Not only is this comparison ridiculous, it lacks imagination. There are probably a thousand plausible things one could say, from the right, about Obama. Comparing him to long dead Soviet Premier Brezhnev–"who is that, by the way?" the young ones will ask–is just shy of Godwin territory.
Rationing
I think right now we have a system that rations health care. It denies it to the 47 or so million people who don't have insurance; it restricts health care to the people who don't have enough insurance; it denies it those people who get sick or have a preexisting condition; and it limits it those people who can't afford the limits and co-pays. The real worry, however, for Michael Gerson, is whether (1) somehow people can afford abortions–a procedure which is legal; (2) whether there will be rationing. To be fair, he admits–sort of–that there is rationing. Rationing done by insurance companies.
The same is likely to be true of end-of-life issues. Talk of "death panels" is the parody of the debate — hyperbolic and self-defeating. But a discussion about the prospect of rationing in a public health system is not only permissible but unavoidable. Every nation that has promised comprehensive, low-cost health coverage for all citizens has faced a similar dilemma. Eventually it is not enough to increase public spending or to reduce waste. More direct forms of cost control become an overwhelming priority. And because health expenditures are weighted toward the end of life, the rationing of health care often concerns older people most directly.
Keith Hennessey, former director of the National Economic Council, puts the dilemma simply: "Resources are constrained, and so someone has to make the cost-benefit decision, either by creating a rule or making decisions on a case-by-case basis. Many of those decisions are now made by insurers and employers. The House and Senate bills would move some of those decisions into the government. Changing the locus of the decision does not relax the resource constraint. It just changes who has power and control."
So he admits it. It would be nice at this point to talk about the effectiveness or the fairness of the current program of rationing. But no.
Because no one likes to ration directly, nations such as Britain and Germany employ "comparative effectiveness research" to lend an air of science to the process of cost constraint. Are "quality-adjusted life years" worth the public expense of a new drug or technology?
This type of question is unavoidable when resources are scarce and planners take charge. They seek to rationalize the inefficient medical decisions of families, doctors and insurance companies.
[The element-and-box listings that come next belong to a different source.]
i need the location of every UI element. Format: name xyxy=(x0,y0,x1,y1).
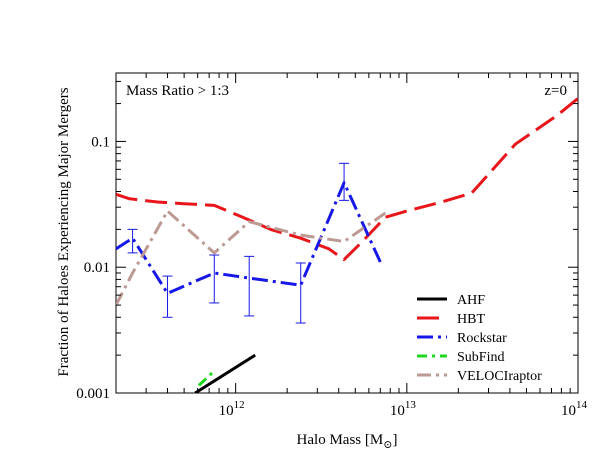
x-axis-label: Halo Mass [M⊙] xyxy=(297,432,398,451)
x-axis-label-text: Halo Mass [M xyxy=(297,432,384,448)
x-tick-label-base: 10 xyxy=(561,403,576,419)
plot-frame xyxy=(115,72,579,394)
error-bar-3 xyxy=(244,255,255,317)
series-line-subfind xyxy=(197,369,216,387)
series-line-rockstar xyxy=(116,181,382,295)
legend-item-ahf: AHF xyxy=(417,293,485,308)
y-tick-label: 0.1 xyxy=(91,134,110,150)
x-tick-label-base: 10 xyxy=(219,403,234,419)
x-tick-label: 1013 xyxy=(390,399,417,419)
y-tick-label: 0.01 xyxy=(84,260,110,276)
x-axis-label-subscript: ⊙ xyxy=(383,439,392,451)
error-bar-2 xyxy=(209,254,220,304)
y-tick-label: 0.001 xyxy=(76,386,110,402)
annotation-redshift: z=0 xyxy=(544,83,567,99)
series-line-velociraptor xyxy=(116,209,387,306)
series-layer xyxy=(116,97,578,393)
error-bar-4 xyxy=(295,262,306,324)
legend-label: HBT xyxy=(457,312,485,327)
x-axis-label-close: ] xyxy=(392,432,397,448)
legend-label: Rockstar xyxy=(457,331,507,346)
x-tick-label: 1012 xyxy=(219,399,245,419)
legend: AHF HBT Rockstar SubFind VELOCIraptor xyxy=(417,293,542,384)
annotation-mass-ratio: Mass Ratio > 1:3 xyxy=(126,83,229,99)
legend-item-velociraptor: VELOCIraptor xyxy=(417,369,542,384)
x-tick-label-exponent: 14 xyxy=(576,399,588,411)
legend-label: AHF xyxy=(457,293,485,308)
y-axis-label: Fraction of Haloes Experiencing Major Me… xyxy=(56,87,72,376)
legend-item-subfind: SubFind xyxy=(417,350,504,365)
error-bar-5 xyxy=(339,162,350,201)
x-tick-label: 1014 xyxy=(561,399,588,419)
error-bars xyxy=(127,162,350,324)
legend-label: VELOCIraptor xyxy=(457,369,542,384)
x-tick-label-base: 10 xyxy=(390,403,405,419)
series-line-ahf xyxy=(194,353,257,393)
error-bar-0 xyxy=(127,228,138,254)
legend-item-hbt: HBT xyxy=(417,312,485,327)
legend-label: SubFind xyxy=(457,350,504,365)
error-bar-1 xyxy=(162,275,173,318)
legend-item-rockstar: Rockstar xyxy=(417,331,507,346)
x-tick-label-exponent: 12 xyxy=(234,399,245,411)
x-tick-label-exponent: 13 xyxy=(405,399,417,411)
series-line-hbt xyxy=(116,97,578,262)
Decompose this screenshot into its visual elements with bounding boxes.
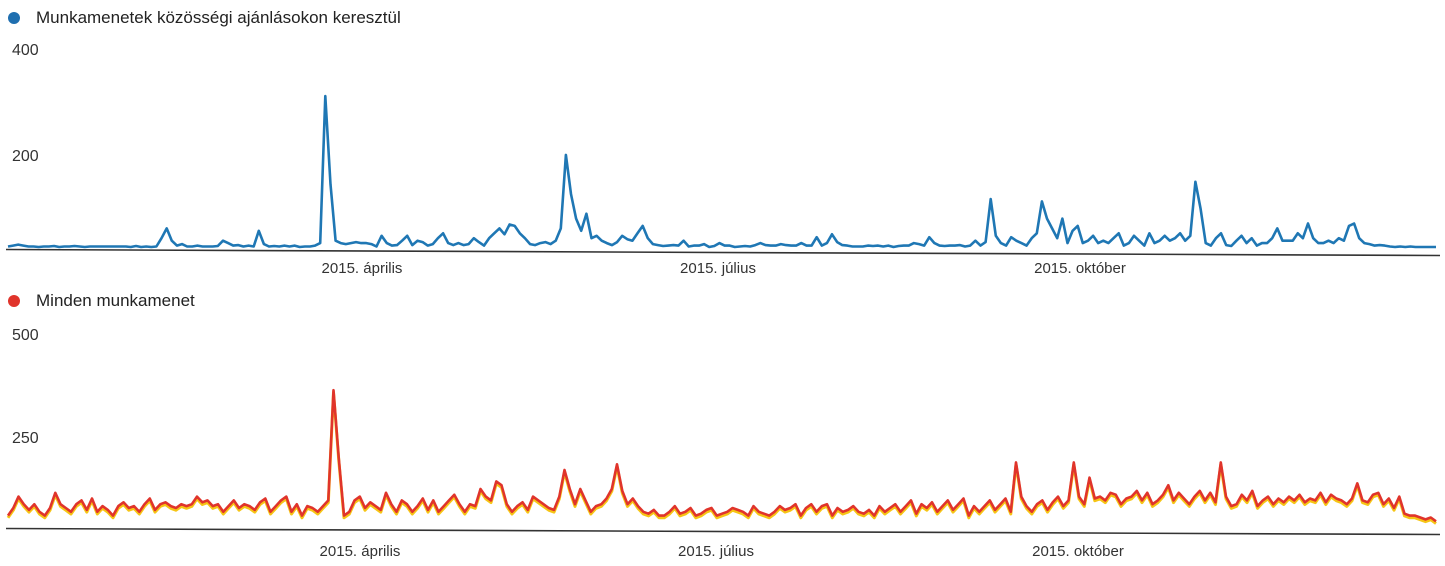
y-tick-label: 250 [12,430,39,447]
x-tick-label: 2015. július [678,543,754,560]
x-tick-label: 2015. április [321,260,403,277]
x-tick-label: 2015. október [1032,543,1124,560]
y-tick-label: 400 [12,42,39,59]
legend-marker [8,295,20,307]
legend: Munkamenetek közösségi ajánlásokon keres… [8,8,401,28]
y-tick-label: 500 [12,327,39,344]
y-tick-label: 200 [12,148,39,165]
line-chart-top [5,94,1441,257]
x-axis-line [5,248,1441,257]
legend: Minden munkamenet [8,291,195,311]
x-tick-label: 2015. július [680,260,756,277]
line-chart-bottom [5,388,1441,536]
x-axis-line [5,527,1441,536]
series-line-shadow [6,390,1437,525]
x-tick-label: 2015. április [319,543,401,560]
legend-label: Munkamenetek közösségi ajánlásokon keres… [36,8,401,27]
series-line [7,94,1436,249]
series-line [6,388,1437,523]
x-tick-label: 2015. október [1034,260,1126,277]
chart-panel-top: Munkamenetek közösségi ajánlásokon keres… [5,8,1441,277]
legend-marker [8,12,20,24]
legend-label: Minden munkamenet [36,291,195,310]
chart-panel-bottom: Minden munkamenet 500 250 2015. április … [0,283,1445,566]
But the very process of imposing a rational structure gives government extraordinary power. And the approach taken by planners is, by necessity, utilitarian — considering the greatest good for the greatest number. Decisions cannot be made on a human scale.
On the rough ethical edges of life and death, American health care has adopted messy, inefficient, decentralized compromises that a nationalized system is likely to overturn. Particularly if that system is imposed on a "go-it-alone" Democratic strategy, the divisiveness is only beginning.
The weird thing about this argument is that the insurance company is now the victim–not the perpetrator–of rationing. On the current system, they're the ones who decide who gets covered and who doesn't. The basis of their choice is a very simple and efficient one: (1) who is not sick; (2) who can pay. The very idea of alternative system, one which bases decisions on care on some kind of principle (and no for Pete's sake it doesn't have to be by necessity "utilitarian") to Gerson raises the specter of Soylent Green. It's people folks, it's PEOPLE.